Saturday, April 9, 2016

Tail Pipe Drivers and Glare

Don't tell Nick I said so, but for a half hour today, I took my life in my hands. Or rather, my life was in Nick's hands, not mine.

So far, he can't get into a parking spot without hitting virtual cars on either side. Not angled parking, not perpendicular parking and definitely not parallel parking. That's not what's risking our lives. It's the stop signs that are dangerous and interminable pauses as Nick decides it's safe to crawl out onto a cross street. Well, to tell you the truth, it's other drivers. Thankfully, we only had one angry driver behind us and, though he honked his horn, flashed his brights, and tailgated like a butt-licker, he didn't actually hit us before I had Nick pull off the side of the road to let him pass. In another life, that person who posed as a black ring around Uranus would be pulling his head out of someone else's tailpipe not that of a new driver turning onto the highway for the first time. There will be karma though. I'm certain that this guy is aimed to squeeze himself into a tailpipe soon. I just hope it's not my son's. After that, we got off the highway, even on the stretches that have a 30mph limit.

But then there was glare.

You don't notice glare when you've been driving your filthy car for the past twelve years, but when your boy can't see through the glaze on the inside of the windshield, you both can panic. My job was to sound like I wasn't panicked. We were driving up a steep hill with no guardrail and with little curves that hugged a hillside. Thankfully, the sun glared up the window for long enough that Nick hit the brakes and then we were out again, no longer visually impaired, and still on the pavement. Yay!

It reminded me of the time I neglected to clear the six inches of snow off the top of my Renault. About twenty minutes later, when I braked from 60mph on the Garden State Parkway to pause for an automatic toll, a six-inch thick sheet of snow slid down across my windshield. Wipers did nothing, wouldn't even move with the weight of it. I came to a swift but not too swift stop because I didn't want to get rear ended, prayed I wouldn't hit anything in the braking process, and then ran a Chinese fire drill around my car, swiftly scraping all the snow off my windshield as I ran. People in their cars on either side and behind me laughed as I worked. It made me laugh too, but I'm sure I looked a little crazy when I stood outside my car on the Garden State Parkway and laughed while my bloodstream was flooded with adrenaline. Adrenaline laughter is either creepy or crazy. Sometimes both.

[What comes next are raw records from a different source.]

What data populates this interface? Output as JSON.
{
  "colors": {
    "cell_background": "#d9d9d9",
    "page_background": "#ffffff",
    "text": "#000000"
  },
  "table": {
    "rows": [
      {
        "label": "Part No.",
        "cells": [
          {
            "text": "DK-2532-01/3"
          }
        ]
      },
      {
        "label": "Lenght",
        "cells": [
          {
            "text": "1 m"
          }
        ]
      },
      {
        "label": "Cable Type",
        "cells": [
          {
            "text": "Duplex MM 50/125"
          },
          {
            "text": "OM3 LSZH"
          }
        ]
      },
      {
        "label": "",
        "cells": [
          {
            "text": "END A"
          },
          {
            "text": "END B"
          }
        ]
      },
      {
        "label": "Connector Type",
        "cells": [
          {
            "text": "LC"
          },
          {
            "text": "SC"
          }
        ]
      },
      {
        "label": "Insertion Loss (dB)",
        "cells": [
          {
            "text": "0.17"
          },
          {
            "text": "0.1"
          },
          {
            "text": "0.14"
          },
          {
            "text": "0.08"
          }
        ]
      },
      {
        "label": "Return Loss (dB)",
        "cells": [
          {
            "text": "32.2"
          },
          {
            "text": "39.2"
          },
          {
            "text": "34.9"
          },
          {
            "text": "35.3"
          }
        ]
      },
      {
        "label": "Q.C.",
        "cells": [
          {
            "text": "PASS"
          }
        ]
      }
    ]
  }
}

After that, I never ignored what had originally been some ancient uncle's advice to clear snow away from the roof of my car as well as the actual windows. It's good advice. Believe me. I now know.

It's also good to periodically clean the inside of your windshield. I know that now too.

Do you know what that stuff is? It's poly-vinyl-chloride. It comes off of vinyl and cheap carpet in a gaseous form with heat and collects on glass as a thin opaque layer. The solution to poly-vinyl-chloride buildup on glass?


Vinegar works too. These days, I clean a lot with vinegar. It might be healthier. Either way, it's healthy not to have a gray glare on the inside of my windshield when Nick is at the wheel driving up a steep and winding road.

So, tomorrow before we drive anywhere, even on the relatively quiet streets of the next town over, I'm going to sit in one car after another until the windshields are all squeaky clean on the insides. I might clean my glasses too.

There's no sense in risking it since I'm going to keep my eyes open for our friendly neighborhood pipe cleaner. I don't want Nick to be anyone's hood ornament, even if he is moving slowly out onto the highway.